God, as C. S. Lewis points out in Mere Christianity, forces the Christian on "to a higher level, putting him into situations where he will have to be very much braver, or more patient, or more loving, than he ever dreamed of being before." If we are really going to copy God, we will love everybody, yet not be satisfied with them until they become the best they can be.
One of the most problematic parts of this book is its reference to the shadow self--our "evil twin" or the part of us of which we are most ashamed. Surprisingly enough, Stutz and Michels recommend that we embrace and unite with our shadow selves.
I would guess that, in Christian doctrine, the shadow self would be roughly equivalent to the original sin we are born with--the self-centered part of us that always wants its own way at the expense of everybody else. In that case, we are definitely not supposed to accept it. Rather, we must strive for its death!
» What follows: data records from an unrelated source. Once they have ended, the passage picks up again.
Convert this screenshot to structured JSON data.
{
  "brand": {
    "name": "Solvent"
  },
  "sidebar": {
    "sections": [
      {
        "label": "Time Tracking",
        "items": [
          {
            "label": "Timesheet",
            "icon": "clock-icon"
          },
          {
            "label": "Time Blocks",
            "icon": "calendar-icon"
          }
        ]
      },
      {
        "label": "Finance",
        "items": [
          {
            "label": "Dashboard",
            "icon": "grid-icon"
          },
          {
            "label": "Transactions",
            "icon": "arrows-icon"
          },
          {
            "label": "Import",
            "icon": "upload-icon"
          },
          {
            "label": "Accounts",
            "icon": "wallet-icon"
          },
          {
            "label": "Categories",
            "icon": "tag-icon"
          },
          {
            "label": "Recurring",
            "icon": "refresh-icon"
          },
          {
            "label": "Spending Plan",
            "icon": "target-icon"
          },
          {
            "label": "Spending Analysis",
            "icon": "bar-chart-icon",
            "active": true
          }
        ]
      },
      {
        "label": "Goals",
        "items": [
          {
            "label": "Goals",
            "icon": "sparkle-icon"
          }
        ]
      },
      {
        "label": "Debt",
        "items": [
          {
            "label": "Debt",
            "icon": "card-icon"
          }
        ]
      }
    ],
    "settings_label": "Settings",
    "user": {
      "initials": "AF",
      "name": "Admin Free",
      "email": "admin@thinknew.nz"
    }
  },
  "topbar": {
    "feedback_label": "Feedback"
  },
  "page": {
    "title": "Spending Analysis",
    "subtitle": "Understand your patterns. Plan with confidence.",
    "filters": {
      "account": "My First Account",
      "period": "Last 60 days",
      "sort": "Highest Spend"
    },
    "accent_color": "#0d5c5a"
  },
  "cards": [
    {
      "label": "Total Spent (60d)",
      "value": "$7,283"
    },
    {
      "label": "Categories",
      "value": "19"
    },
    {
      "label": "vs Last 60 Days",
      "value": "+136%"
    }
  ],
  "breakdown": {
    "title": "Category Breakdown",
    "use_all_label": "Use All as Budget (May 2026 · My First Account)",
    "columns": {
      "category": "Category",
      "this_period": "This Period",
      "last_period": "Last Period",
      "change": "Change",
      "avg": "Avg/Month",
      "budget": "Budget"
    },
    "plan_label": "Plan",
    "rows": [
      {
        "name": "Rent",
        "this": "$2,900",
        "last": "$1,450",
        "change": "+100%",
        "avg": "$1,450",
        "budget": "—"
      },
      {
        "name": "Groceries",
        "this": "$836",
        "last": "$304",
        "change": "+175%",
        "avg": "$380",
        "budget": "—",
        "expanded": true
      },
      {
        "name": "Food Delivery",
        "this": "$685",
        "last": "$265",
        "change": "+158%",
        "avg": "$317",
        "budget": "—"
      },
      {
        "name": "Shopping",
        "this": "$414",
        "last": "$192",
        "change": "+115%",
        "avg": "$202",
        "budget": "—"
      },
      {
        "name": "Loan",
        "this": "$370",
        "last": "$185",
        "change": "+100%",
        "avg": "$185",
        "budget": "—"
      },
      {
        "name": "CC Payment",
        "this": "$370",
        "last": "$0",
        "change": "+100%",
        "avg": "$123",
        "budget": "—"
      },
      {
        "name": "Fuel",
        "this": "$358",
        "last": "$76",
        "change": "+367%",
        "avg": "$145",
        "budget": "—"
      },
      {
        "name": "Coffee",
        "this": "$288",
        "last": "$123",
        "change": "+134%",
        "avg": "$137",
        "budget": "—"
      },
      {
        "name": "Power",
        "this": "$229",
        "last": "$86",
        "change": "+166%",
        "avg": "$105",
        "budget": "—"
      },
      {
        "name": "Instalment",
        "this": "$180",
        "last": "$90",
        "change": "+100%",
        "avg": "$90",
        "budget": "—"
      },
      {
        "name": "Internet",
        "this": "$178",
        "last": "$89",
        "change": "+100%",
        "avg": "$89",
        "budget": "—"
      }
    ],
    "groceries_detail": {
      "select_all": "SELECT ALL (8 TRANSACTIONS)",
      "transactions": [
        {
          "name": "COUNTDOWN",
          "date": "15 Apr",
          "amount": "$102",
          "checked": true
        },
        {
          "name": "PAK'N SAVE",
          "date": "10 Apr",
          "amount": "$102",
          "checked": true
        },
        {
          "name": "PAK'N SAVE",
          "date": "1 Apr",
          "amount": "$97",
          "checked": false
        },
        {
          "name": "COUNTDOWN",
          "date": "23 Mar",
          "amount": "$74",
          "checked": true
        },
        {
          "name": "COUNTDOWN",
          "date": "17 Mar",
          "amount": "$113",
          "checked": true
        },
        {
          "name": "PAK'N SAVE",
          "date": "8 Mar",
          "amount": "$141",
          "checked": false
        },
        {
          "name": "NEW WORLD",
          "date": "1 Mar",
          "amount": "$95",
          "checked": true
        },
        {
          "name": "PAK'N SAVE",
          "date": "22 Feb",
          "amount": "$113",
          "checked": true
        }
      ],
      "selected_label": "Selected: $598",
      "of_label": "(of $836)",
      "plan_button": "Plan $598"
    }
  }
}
As Lewis stresses in Mere Christianity, "the feeling of resentment, the feeling that wants to get one's own back, must be simply killed. I do not mean that anyone can decide this moment that he will never feel it anymore. That is not how things happen. I mean that every time it bobs its head up, day after day, year after year, all our lives long, we must hit it on the head."
In some ways, I like The Tools very much. It reminds me that many of my own problems have been caused by sticking to my comfort zone--which, for us introverts, can be a very narrow one!
But the book could have been so much more. By advocating a "lite" version of religion, the authors actually practice avoidance themselves. They circumvent the difficult process of finding out who God really is, by averring that any higher power will do. We Christians, on the other hand, hold that you'd better be certain it is really higher!